Kitz Forum

Announcements => News Articles => Topic started by: Bowdon on April 27, 2018, 01:59:34 PM

Title: High Court Rules UK ISP Internet Snooping Law is Unlawful
Post by: Bowdon on April 27, 2018, 01:59:34 PM
https://www.ispreview.co.uk/index.php/2018/04/high-court-rules-uk-isp-internet-snooping-law-is-unlawful.html (https://www.ispreview.co.uk/index.php/2018/04/high-court-rules-uk-isp-internet-snooping-law-is-unlawful.html)

Quote
The High Court of Justice (Queen’s Bench Division) has today ruled that the controversial 2016 Investigatory Powers Act, which would force broadband ISPs to log the internet activity of all their customers for up to 12 months, is unlawful and must be amended.

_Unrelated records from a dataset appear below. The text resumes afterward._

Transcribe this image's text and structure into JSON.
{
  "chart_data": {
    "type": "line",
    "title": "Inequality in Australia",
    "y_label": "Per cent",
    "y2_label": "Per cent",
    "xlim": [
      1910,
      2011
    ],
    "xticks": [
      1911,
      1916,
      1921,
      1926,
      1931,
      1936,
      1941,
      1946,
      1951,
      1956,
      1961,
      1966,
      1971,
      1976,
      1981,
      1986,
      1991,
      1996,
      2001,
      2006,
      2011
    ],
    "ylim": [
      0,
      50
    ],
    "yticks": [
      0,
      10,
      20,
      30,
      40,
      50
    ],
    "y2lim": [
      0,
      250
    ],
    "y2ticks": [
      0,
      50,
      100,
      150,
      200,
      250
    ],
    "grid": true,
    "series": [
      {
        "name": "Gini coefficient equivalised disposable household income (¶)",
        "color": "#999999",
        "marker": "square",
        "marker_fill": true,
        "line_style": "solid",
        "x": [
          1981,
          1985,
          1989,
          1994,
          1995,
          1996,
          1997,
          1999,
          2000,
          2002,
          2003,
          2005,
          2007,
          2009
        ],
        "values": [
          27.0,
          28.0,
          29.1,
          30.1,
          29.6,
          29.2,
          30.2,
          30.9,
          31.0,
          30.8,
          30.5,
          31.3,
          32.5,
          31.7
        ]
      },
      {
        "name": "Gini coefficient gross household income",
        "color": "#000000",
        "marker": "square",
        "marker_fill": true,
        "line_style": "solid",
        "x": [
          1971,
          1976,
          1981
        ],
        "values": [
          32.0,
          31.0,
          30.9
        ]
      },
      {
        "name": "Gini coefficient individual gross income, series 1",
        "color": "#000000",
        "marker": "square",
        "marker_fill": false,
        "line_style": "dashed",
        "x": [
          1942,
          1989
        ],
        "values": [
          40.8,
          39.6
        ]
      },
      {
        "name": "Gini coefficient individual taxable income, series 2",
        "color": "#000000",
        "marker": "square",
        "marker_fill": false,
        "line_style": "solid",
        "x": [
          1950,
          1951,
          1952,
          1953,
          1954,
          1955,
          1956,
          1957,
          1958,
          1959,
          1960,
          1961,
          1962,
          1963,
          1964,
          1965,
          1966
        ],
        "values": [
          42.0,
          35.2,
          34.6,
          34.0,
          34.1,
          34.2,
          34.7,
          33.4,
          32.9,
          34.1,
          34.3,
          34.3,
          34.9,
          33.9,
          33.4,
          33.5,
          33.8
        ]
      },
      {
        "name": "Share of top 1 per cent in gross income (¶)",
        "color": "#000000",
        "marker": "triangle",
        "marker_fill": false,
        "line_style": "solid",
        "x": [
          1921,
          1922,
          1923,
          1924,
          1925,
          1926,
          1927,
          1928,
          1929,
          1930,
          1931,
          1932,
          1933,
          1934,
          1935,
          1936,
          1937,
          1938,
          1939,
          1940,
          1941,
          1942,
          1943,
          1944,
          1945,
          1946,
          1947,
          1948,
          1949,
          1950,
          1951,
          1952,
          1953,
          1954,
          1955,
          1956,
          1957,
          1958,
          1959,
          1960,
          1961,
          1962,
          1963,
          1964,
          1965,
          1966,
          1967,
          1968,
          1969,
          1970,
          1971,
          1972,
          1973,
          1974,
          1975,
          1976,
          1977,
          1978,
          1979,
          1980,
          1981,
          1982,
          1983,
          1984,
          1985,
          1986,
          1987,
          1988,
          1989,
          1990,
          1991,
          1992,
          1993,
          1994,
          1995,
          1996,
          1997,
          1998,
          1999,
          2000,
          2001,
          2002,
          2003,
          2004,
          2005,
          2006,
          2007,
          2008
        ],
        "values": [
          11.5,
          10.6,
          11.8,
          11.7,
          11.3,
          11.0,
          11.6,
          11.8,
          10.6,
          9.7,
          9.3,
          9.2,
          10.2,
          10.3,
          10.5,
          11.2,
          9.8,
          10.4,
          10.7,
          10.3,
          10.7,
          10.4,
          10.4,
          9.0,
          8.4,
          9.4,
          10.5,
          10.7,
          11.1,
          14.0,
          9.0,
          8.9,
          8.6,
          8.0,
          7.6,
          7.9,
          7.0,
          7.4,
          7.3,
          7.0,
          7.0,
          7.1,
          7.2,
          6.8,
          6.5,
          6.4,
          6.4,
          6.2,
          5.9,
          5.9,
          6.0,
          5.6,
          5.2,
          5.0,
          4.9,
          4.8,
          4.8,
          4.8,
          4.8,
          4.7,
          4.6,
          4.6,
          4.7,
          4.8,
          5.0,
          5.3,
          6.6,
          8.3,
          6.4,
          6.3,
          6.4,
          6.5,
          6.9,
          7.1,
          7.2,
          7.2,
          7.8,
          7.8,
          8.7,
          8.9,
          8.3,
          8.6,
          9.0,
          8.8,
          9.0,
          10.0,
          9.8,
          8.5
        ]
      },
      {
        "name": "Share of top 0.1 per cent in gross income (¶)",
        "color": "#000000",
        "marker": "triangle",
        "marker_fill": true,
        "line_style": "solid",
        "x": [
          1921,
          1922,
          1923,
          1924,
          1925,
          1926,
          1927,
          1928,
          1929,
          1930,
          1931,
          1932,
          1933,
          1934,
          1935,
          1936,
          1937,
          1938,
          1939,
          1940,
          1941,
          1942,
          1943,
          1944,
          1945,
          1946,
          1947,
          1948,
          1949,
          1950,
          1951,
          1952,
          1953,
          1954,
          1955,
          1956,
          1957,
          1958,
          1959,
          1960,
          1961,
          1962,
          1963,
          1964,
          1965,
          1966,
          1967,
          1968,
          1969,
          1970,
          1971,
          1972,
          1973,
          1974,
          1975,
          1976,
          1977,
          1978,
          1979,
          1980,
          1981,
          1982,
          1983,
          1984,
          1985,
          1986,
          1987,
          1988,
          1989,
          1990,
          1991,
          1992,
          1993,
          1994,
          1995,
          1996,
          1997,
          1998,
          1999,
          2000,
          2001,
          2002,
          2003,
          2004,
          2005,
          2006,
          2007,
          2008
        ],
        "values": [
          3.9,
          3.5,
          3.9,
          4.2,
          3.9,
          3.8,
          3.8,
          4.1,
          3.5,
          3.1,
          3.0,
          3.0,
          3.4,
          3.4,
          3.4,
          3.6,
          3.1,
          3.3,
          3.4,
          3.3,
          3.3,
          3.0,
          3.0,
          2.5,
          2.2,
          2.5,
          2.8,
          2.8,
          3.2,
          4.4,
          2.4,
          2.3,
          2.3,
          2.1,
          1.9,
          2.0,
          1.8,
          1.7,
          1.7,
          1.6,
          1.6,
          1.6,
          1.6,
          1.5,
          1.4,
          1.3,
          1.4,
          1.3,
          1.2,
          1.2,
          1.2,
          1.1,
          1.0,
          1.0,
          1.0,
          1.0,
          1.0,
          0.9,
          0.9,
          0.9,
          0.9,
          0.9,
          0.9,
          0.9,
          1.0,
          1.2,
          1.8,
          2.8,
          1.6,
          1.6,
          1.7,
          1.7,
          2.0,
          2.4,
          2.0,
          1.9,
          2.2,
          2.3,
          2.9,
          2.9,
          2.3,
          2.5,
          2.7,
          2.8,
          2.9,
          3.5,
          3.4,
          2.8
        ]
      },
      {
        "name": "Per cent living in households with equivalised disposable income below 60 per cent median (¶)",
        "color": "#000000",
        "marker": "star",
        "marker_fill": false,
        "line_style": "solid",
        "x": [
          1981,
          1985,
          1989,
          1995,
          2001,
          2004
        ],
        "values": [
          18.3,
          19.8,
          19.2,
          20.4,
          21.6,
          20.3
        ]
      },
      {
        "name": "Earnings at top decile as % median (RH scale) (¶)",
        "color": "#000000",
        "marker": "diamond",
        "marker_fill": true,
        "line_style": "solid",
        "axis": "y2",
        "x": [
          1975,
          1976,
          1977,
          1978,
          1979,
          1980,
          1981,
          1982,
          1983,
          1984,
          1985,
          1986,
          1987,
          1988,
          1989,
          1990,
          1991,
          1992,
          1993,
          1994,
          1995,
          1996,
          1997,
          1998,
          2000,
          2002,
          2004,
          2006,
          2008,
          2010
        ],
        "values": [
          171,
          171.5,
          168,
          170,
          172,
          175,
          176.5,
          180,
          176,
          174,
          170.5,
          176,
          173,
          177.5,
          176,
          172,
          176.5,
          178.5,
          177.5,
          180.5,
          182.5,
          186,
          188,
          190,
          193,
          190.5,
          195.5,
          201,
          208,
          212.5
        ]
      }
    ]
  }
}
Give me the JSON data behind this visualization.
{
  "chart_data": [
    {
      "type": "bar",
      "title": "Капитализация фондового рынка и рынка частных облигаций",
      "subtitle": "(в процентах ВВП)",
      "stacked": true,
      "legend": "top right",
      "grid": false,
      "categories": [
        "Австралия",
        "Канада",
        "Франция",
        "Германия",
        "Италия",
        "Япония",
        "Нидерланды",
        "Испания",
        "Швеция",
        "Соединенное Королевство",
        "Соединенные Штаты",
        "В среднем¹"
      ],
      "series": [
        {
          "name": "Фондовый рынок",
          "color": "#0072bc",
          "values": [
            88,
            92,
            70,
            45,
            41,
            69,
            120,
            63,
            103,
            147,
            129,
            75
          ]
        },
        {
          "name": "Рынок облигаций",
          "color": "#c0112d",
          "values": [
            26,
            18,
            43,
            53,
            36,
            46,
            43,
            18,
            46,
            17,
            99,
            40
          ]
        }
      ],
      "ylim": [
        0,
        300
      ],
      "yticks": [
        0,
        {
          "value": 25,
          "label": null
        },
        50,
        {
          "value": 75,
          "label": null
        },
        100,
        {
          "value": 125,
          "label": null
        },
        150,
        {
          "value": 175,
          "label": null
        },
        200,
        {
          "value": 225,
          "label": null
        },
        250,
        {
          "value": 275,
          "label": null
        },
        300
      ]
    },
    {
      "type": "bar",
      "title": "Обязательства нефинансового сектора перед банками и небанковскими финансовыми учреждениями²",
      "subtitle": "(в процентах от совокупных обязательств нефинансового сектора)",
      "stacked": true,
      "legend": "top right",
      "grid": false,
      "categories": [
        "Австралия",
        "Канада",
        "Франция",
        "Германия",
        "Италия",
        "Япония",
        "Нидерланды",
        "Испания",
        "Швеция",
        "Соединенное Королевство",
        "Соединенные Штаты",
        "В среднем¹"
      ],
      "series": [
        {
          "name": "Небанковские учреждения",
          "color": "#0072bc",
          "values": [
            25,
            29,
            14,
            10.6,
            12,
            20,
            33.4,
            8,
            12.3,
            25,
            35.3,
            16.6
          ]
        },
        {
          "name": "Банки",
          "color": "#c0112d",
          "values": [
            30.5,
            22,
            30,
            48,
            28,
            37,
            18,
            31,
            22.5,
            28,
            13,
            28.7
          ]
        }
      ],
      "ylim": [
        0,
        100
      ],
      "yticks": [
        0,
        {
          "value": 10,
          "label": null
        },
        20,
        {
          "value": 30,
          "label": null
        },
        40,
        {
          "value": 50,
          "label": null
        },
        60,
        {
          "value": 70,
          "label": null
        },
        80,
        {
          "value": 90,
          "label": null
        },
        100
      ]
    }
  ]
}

The IPAct contains a variety of measures, although one of the most hotly debated is a change that forces broadband ISPs and mobile operators to store comparatively detailed Internet Connection Records (e.g. details of all the websites / servers you’ve visited) about all their customers. This can then be supplied to a valid authority without a warrant and occurs irrespective of whether or not you’re even suspected of a crime.

Needless to say, not everybody was happy with so much data being easily supplied, upon request, to dozens of public bodies (i.e. from local police to financial regulators). Similarly a 2016 ruling by the Court of Justice of the European Union (CJEU) had already warned that EU law does not allow “general and indiscriminate retention of traffic data and location data,” except for “targeted” use against “serious crime”.

Quote
    High Court of Justice Conclusion

    For the reasons we have given this claim for judicial review succeeds in part, because Part 4 of the Investigatory Powers Act 2016 is incompatible with fundamental rights in EU law in that in the area of criminal justice:

    (1) access to retained data is not limited to the purpose of combating “serious crime”; and

    (2) access to retained data is not subject to prior review by a court or an independent administrative body.

    We have concluded that the legislation must be amended within a reasonable time and that a reasonable time would be 1 November 2018, which is just over 6 months from the date of this judgment. We have also concluded that the appropriate remedy is a declaration to reflect our judgment.

    Finally we would like to express our gratitude to all counsel and those instructing them for their assistance in this important case.